The mitigation is not to ban AI in CI. The mitigation is to stop pretending these jobs are ordinary linters. Run agent workflows on pull requests with no deploy keys, no package-publishing credentials, no cloud admin tokens, and no broad repository write permissions. If the agent needs secrets, move execution post-merge or into a hardened sandbox with explicit allowlists. Treat project-scoped MCP and agent config the way you would treat a build script from an untrusted fork: useful, but executable until proven otherwise.

This is bigger than Claude Code

Adversa’s parity check is the part vendors should not ignore. The firm says Claude Code, Gemini CLI, Cursor CLI, and Copilot CLI can all execute project-defined MCP servers after a folder trust prompt, and all default toward trust. The products differ in how much the dialog tells the user. Gemini reportedly warns about project MCP servers and lists them by name. Cursor gives an MCP-specific warning without per-server enumeration. Claude Code and Copilot CLI use more generic folder-trust language. That variation is UX, not a fundamentally different exposure.

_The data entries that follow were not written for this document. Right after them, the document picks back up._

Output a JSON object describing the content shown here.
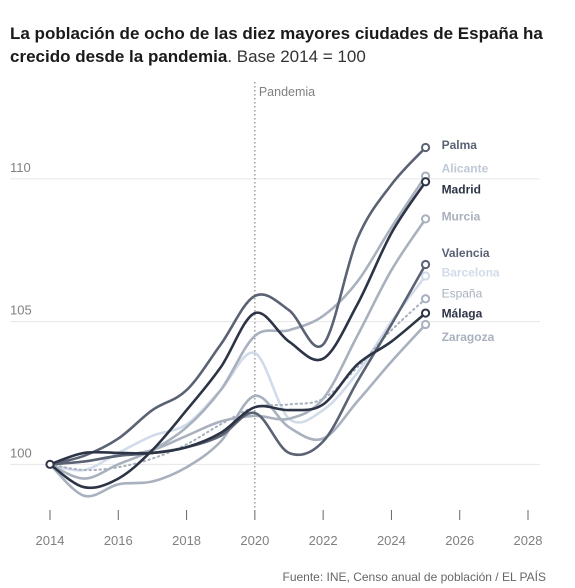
{
  "title": {
    "bold": "La población de ocho de las diez mayores ciudades de España ha crecido desde la pandemia",
    "light": ". Base 2014 = 100"
  },
  "source": "Fuente: INE, Censo anual de población / EL PAÍS",
  "colors": {
    "dark": "#2c3445",
    "mid": "#5a6273",
    "light": "#a9b1be",
    "pale": "#d2dbea",
    "grid": "#e6e6e6",
    "axis_text": "#808080"
  },
  "chart_data": {
    "type": "line",
    "xlim": [
      2014,
      2028
    ],
    "ylim": [
      98.4,
      113.5
    ],
    "x_ticks": [
      2014,
      2016,
      2018,
      2020,
      2022,
      2024,
      2026,
      2028
    ],
    "y_ticks": [
      100,
      105,
      110
    ],
    "annotation": {
      "x": 2020,
      "label": "Pandemia"
    },
    "series": [
      {
        "name": "Palma",
        "color": "#5a6273",
        "label_color": "#5a6273",
        "bold": true,
        "dotted": false,
        "points": [
          [
            2014,
            100
          ],
          [
            2015,
            100.3
          ],
          [
            2016,
            100.9
          ],
          [
            2017,
            101.9
          ],
          [
            2018,
            102.6
          ],
          [
            2019,
            104.2
          ],
          [
            2020,
            105.9
          ],
          [
            2021,
            105.4
          ],
          [
            2022,
            104.2
          ],
          [
            2023,
            107.9
          ],
          [
            2024,
            109.8
          ],
          [
            2025,
            111.1
          ]
        ]
      },
      {
        "name": "Alicante",
        "color": "#a9b1be",
        "label_color": "#c0c9d6",
        "bold": true,
        "dotted": false,
        "points": [
          [
            2014,
            100
          ],
          [
            2015,
            99.5
          ],
          [
            2016,
            100
          ],
          [
            2017,
            100.5
          ],
          [
            2018,
            101.3
          ],
          [
            2019,
            102.6
          ],
          [
            2020,
            104.5
          ],
          [
            2021,
            104.7
          ],
          [
            2022,
            105.2
          ],
          [
            2023,
            106.4
          ],
          [
            2024,
            108.3
          ],
          [
            2025,
            110.1
          ]
        ]
      },
      {
        "name": "Madrid",
        "color": "#2c3445",
        "label_color": "#2c3445",
        "bold": true,
        "dotted": false,
        "points": [
          [
            2014,
            100
          ],
          [
            2015,
            99.2
          ],
          [
            2016,
            99.5
          ],
          [
            2017,
            100.5
          ],
          [
            2018,
            101.9
          ],
          [
            2019,
            103.4
          ],
          [
            2020,
            105.3
          ],
          [
            2021,
            104.3
          ],
          [
            2022,
            103.7
          ],
          [
            2023,
            105.6
          ],
          [
            2024,
            108.1
          ],
          [
            2025,
            109.9
          ]
        ]
      },
      {
        "name": "Murcia",
        "color": "#a9b1be",
        "label_color": "#a9b1be",
        "bold": true,
        "dotted": false,
        "points": [
          [
            2014,
            100
          ],
          [
            2015,
            100.1
          ],
          [
            2016,
            100.3
          ],
          [
            2017,
            100.5
          ],
          [
            2018,
            101
          ],
          [
            2019,
            101.5
          ],
          [
            2020,
            101.7
          ],
          [
            2021,
            101.6
          ],
          [
            2022,
            102.3
          ],
          [
            2023,
            104.5
          ],
          [
            2024,
            106.8
          ],
          [
            2025,
            108.6
          ]
        ]
      },
      {
        "name": "Valencia",
        "color": "#5a6273",
        "label_color": "#5a6273",
        "bold": true,
        "dotted": false,
        "points": [
          [
            2014,
            100
          ],
          [
            2015,
            100.1
          ],
          [
            2016,
            100.3
          ],
          [
            2017,
            100.4
          ],
          [
            2018,
            100.6
          ],
          [
            2019,
            101
          ],
          [
            2020,
            101.8
          ],
          [
            2021,
            100.4
          ],
          [
            2022,
            100.8
          ],
          [
            2023,
            102.9
          ],
          [
            2024,
            104.9
          ],
          [
            2025,
            107
          ]
        ]
      },
      {
        "name": "Barcelona",
        "color": "#d2dbea",
        "label_color": "#d2dbea",
        "bold": true,
        "dotted": false,
        "points": [
          [
            2014,
            100
          ],
          [
            2015,
            99.8
          ],
          [
            2016,
            100.4
          ],
          [
            2017,
            101
          ],
          [
            2018,
            101.4
          ],
          [
            2019,
            102.6
          ],
          [
            2020,
            103.9
          ],
          [
            2021,
            101.6
          ],
          [
            2022,
            101.9
          ],
          [
            2023,
            103.2
          ],
          [
            2024,
            105
          ],
          [
            2025,
            106.6
          ]
        ]
      },
      {
        "name": "España",
        "color": "#a9b1be",
        "label_color": "#a9b1be",
        "bold": false,
        "dotted": true,
        "points": [
          [
            2014,
            100
          ],
          [
            2015,
            99.8
          ],
          [
            2016,
            99.9
          ],
          [
            2017,
            100.2
          ],
          [
            2018,
            100.7
          ],
          [
            2019,
            101.4
          ],
          [
            2020,
            102
          ],
          [
            2021,
            102.1
          ],
          [
            2022,
            102.3
          ],
          [
            2023,
            103.4
          ],
          [
            2024,
            104.7
          ],
          [
            2025,
            105.8
          ]
        ]
      },
      {
        "name": "Málaga",
        "color": "#2c3445",
        "label_color": "#2c3445",
        "bold": true,
        "dotted": false,
        "points": [
          [
            2014,
            100
          ],
          [
            2015,
            100.4
          ],
          [
            2016,
            100.4
          ],
          [
            2017,
            100.4
          ],
          [
            2018,
            100.6
          ],
          [
            2019,
            101.1
          ],
          [
            2020,
            102
          ],
          [
            2021,
            101.9
          ],
          [
            2022,
            102.1
          ],
          [
            2023,
            103.5
          ],
          [
            2024,
            104.3
          ],
          [
            2025,
            105.3
          ]
        ]
      },
      {
        "name": "Zaragoza",
        "color": "#a9b1be",
        "label_color": "#a9b1be",
        "bold": true,
        "dotted": false,
        "points": [
          [
            2014,
            100
          ],
          [
            2015,
            98.9
          ],
          [
            2016,
            99.3
          ],
          [
            2017,
            99.4
          ],
          [
            2018,
            99.9
          ],
          [
            2019,
            100.8
          ],
          [
            2020,
            102.4
          ],
          [
            2021,
            101.3
          ],
          [
            2022,
            100.9
          ],
          [
            2023,
            102.2
          ],
          [
            2024,
            103.6
          ],
          [
            2025,
            104.9
          ]
        ]
      }
    ]
  }
}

The shared pattern is the important thing: coding agents have made repository configuration more powerful than developer muscle memory expects. MCP began as a practical protocol for connecting models to tools and context. It is now also an ambient execution substrate. A local project can describe servers, commands, arguments, permissions, and tool surfaces that the agent runtime may bring to life before the model has done any interesting reasoning. Security reviews that focus only on model behavior are reviewing the wrong layer.

There is a fair argument on the vendor side. Developer tools cannot interrupt every repository open with a full security seminar. If every MCP server requires multiple modal warnings, people will either disable the feature or click through blindly. But that does not justify collapsing read, edit, execute, and unsandboxed helper-process startup into one cheerful trust prompt. Those are distinct grants with distinct blast radii. Browser permission prompts are annoying because the web learned, painfully, that ambient access is worse. Coding agents are now learning the same lesson with shell access.

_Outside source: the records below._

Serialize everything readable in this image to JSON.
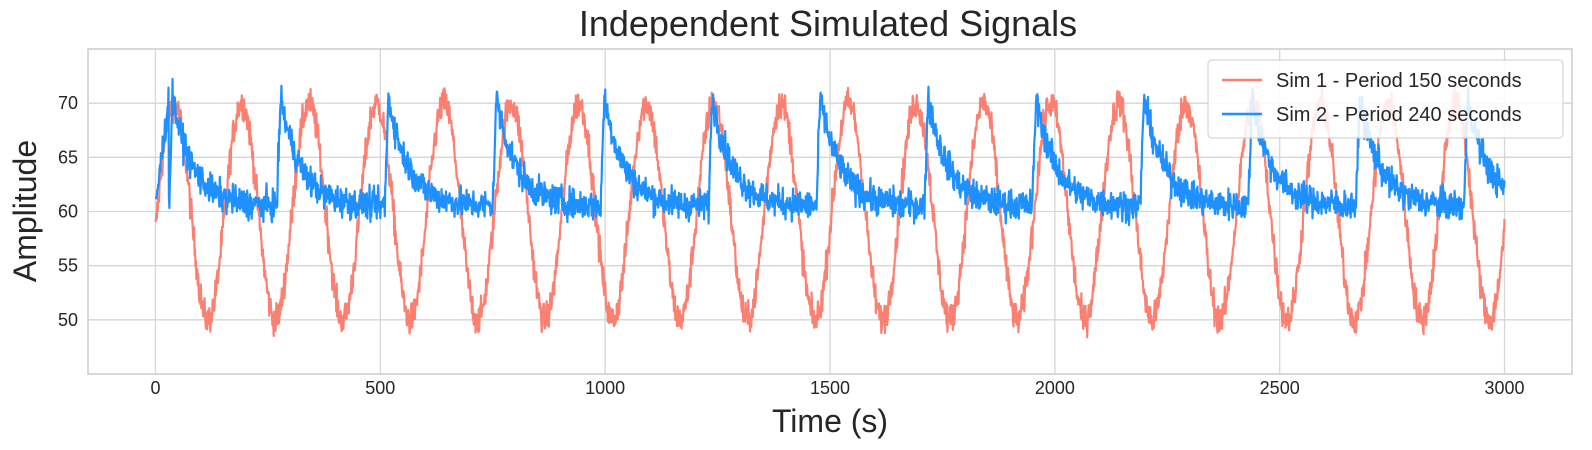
{
  "chart_data": {
    "type": "line",
    "title": "Independent Simulated Signals",
    "xlabel": "Time (s)",
    "ylabel": "Amplitude",
    "xlim": [
      -150,
      3150
    ],
    "ylim": [
      45,
      75
    ],
    "xticks": [
      0,
      500,
      1000,
      1500,
      2000,
      2500,
      3000
    ],
    "yticks": [
      50,
      55,
      60,
      65,
      70
    ],
    "grid": true,
    "legend_position": "top-right",
    "series": [
      {
        "name": "Sim 1 - Period 150 seconds",
        "color": "#fa8072",
        "shape": "sine",
        "period": 150,
        "mean": 60,
        "amplitude": 10,
        "noise": 1.0,
        "x_range": [
          0,
          3000
        ],
        "approx_range": [
          47,
          73
        ]
      },
      {
        "name": "Sim 2 - Period 240 seconds",
        "color": "#1e90ff",
        "shape": "spike-decay",
        "period": 240,
        "baseline": 60.5,
        "peak": 70.5,
        "noise": 1.0,
        "x_range": [
          0,
          3000
        ],
        "approx_range": [
          58,
          73
        ]
      }
    ]
  }
}
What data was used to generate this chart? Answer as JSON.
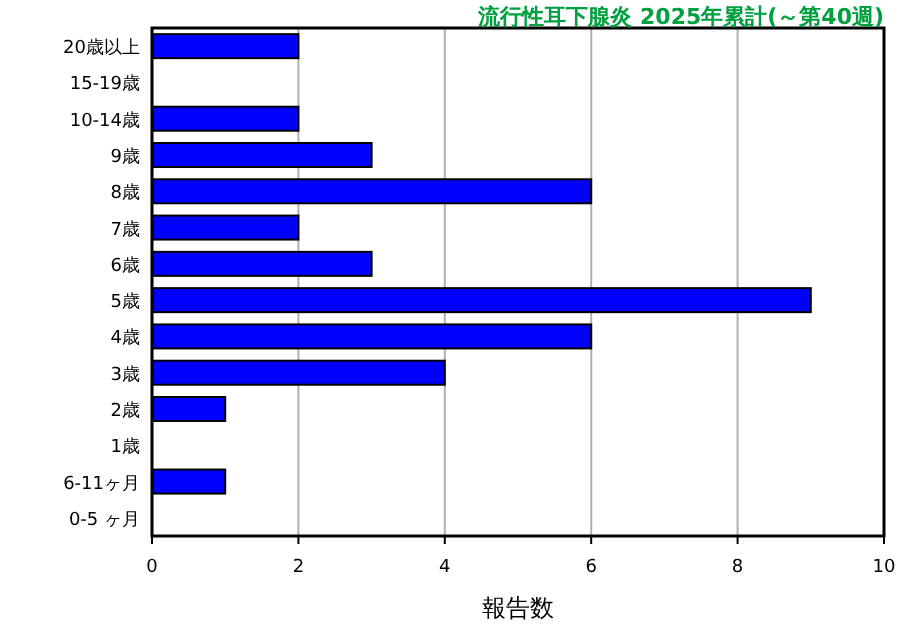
{
  "chart_data": {
    "type": "bar",
    "orientation": "horizontal",
    "title": "流行性耳下腺炎 2025年累計(～第40週)",
    "xlabel": "報告数",
    "categories": [
      "20歳以上",
      "15-19歳",
      "10-14歳",
      "9歳",
      "8歳",
      "7歳",
      "6歳",
      "5歳",
      "4歳",
      "3歳",
      "2歳",
      "1歳",
      "6-11ヶ月",
      "0-5 ヶ月"
    ],
    "values": [
      2,
      0,
      2,
      3,
      6,
      2,
      3,
      9,
      6,
      4,
      1,
      0,
      1,
      0
    ],
    "color": "#0000ff",
    "xlim": [
      0,
      10
    ],
    "xticks": [
      0,
      2,
      4,
      6,
      8,
      10
    ],
    "grid": "x"
  }
}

For practitioners, the short-term checklist is concrete. Audit .mcp.json, .claude/settings.json, Cursor config, Copilot agent config, Gemini CLI project settings, and any agent-specific metadata before opening unfamiliar repositories with an AI coding CLI. Block project-scoped MCP auto-approval in managed settings where possible. Monitor child processes spawned by agent CLIs. Add repository rules that flag new or changed MCP configuration for security review. In CI, assume any project-defined agent server is hostile unless it comes from trusted code on a trusted branch.

The longer-term fix belongs to toolmakers. Block MCP auto-approval settings from project scope. Add a dedicated MCP consent dialog that defaults to deny. Enumerate the server name, command, arguments, and working directory. Offer a path to trust the folder while disabling MCP. Most importantly, stop treating “trust this folder” as a magic legal boundary. Developers trust folders for many reasons: to read code, run tests, or inspect a bug. That does not mean they knowingly consented to starting arbitrary unsandboxed processes that can read credentials outside the repo.

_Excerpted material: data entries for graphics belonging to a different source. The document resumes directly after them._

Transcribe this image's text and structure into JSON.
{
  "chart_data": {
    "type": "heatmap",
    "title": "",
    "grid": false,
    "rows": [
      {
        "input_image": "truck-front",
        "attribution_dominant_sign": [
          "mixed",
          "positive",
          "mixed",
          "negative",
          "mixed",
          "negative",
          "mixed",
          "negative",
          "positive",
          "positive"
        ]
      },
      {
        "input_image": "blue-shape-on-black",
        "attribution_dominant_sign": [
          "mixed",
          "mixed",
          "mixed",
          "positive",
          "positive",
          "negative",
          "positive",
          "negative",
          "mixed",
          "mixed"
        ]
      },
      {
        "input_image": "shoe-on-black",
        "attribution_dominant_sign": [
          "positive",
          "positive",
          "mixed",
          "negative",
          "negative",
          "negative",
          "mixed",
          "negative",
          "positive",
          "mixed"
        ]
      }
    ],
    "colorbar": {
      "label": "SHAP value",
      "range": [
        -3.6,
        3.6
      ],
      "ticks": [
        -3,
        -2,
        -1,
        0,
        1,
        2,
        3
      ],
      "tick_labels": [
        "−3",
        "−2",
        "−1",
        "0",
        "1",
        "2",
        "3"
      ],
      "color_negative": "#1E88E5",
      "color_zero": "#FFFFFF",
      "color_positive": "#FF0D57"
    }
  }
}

TrustFall is a good name because the failure is mostly social. The tools asked developers to fall backward into an agentic workflow and promised the platform would catch them. Instead, the catch mechanism is a default-yes prompt that no longer says what matters. AI coding agents have made project configuration executable. The UX has not caught up. Until it does, treat every agent config file like code — because in the ways that matter, it is.